The Hollywood Reporter announced that Aaron Sorkin is in negotiations with Sony to write the adaptation of Lewis' latest best-seller based in the financial world, Flash Boys. As we reported back in April, Flash Boys tells the true story of Wall Street insiders who noticed that high frequency trading was being used to gain an unfair advantage, and just what they eventually did to combat this strategy. While there's no director attached to the project yet, Sorkin will also be reunited with Academy Award-winning producer Scott Rudin on this project.
If Aaron Sorkin completely commits to this project, then it's going to be something worth paying attention to. The man has a habit of picking up movies that sound as interesting as the paper they're printed on, and turning them into something that has at least a handful of quotable lines. Between Flash Boys and his stilluntitled Steve Jobs project with Danny Boyle, Sorkin is going to be a busy man. A busy man who just might have a very golden couple of years ahead of him. Seeing as there's no director attached to Flash Boys just yet, it'd be nice to see Bennett Miller or David Fincher snag this film at the last minute, which would make the promise of this project's quality even sweeter.

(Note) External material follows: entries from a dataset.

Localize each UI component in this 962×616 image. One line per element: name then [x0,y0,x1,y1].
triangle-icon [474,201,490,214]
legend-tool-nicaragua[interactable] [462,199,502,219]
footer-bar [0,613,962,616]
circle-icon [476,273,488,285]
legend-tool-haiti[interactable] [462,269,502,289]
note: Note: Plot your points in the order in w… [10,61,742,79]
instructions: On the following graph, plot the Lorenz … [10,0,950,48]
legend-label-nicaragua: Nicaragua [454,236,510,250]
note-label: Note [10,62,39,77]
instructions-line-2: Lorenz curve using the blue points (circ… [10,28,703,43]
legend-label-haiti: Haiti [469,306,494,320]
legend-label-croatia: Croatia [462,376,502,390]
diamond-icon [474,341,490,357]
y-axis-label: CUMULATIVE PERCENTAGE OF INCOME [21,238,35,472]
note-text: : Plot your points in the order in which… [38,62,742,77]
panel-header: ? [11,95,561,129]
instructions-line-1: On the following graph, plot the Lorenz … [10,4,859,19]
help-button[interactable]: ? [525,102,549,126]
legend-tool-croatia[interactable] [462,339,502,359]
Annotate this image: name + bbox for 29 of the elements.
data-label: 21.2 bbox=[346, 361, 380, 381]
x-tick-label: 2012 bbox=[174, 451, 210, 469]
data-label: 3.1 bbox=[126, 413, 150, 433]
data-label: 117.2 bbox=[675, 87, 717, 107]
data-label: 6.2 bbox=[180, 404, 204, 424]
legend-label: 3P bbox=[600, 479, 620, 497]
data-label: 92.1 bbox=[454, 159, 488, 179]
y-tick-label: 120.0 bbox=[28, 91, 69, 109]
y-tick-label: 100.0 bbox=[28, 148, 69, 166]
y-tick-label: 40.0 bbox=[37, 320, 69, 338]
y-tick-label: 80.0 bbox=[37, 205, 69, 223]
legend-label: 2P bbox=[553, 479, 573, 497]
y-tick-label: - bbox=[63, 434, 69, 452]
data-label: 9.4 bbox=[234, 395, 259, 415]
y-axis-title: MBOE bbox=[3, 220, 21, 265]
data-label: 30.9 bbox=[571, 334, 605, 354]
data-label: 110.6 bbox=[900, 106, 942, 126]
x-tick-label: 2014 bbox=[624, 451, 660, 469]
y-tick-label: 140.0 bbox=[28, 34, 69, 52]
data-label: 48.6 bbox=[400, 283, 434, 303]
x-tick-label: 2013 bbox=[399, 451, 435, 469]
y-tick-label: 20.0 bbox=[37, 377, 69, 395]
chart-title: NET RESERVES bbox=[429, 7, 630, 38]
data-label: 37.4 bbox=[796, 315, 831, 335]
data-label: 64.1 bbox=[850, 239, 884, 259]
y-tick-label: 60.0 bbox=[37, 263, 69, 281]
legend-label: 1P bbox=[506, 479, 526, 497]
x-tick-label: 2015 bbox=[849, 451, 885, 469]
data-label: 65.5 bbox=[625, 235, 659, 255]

Of course, if Aaron Sorkin is feeling lucky, he could make Flash Boys his directorial debut; much like he had planned with the John Edwards project he'd crafted around the biography The Politician. While that is a shakier prospect in and of itself, the man is talented enough and experienced enough with quality directors that he just might be able to acquit himself in the director's chair. For my money, I'd rather see him direct an episode of The Newsroom first before going on to any feature film work, but that's just my opinion. Whichever course is taken in the next stages of development, you can be assured that Flash Boys is going to have a lot of eyes watching it from this point on.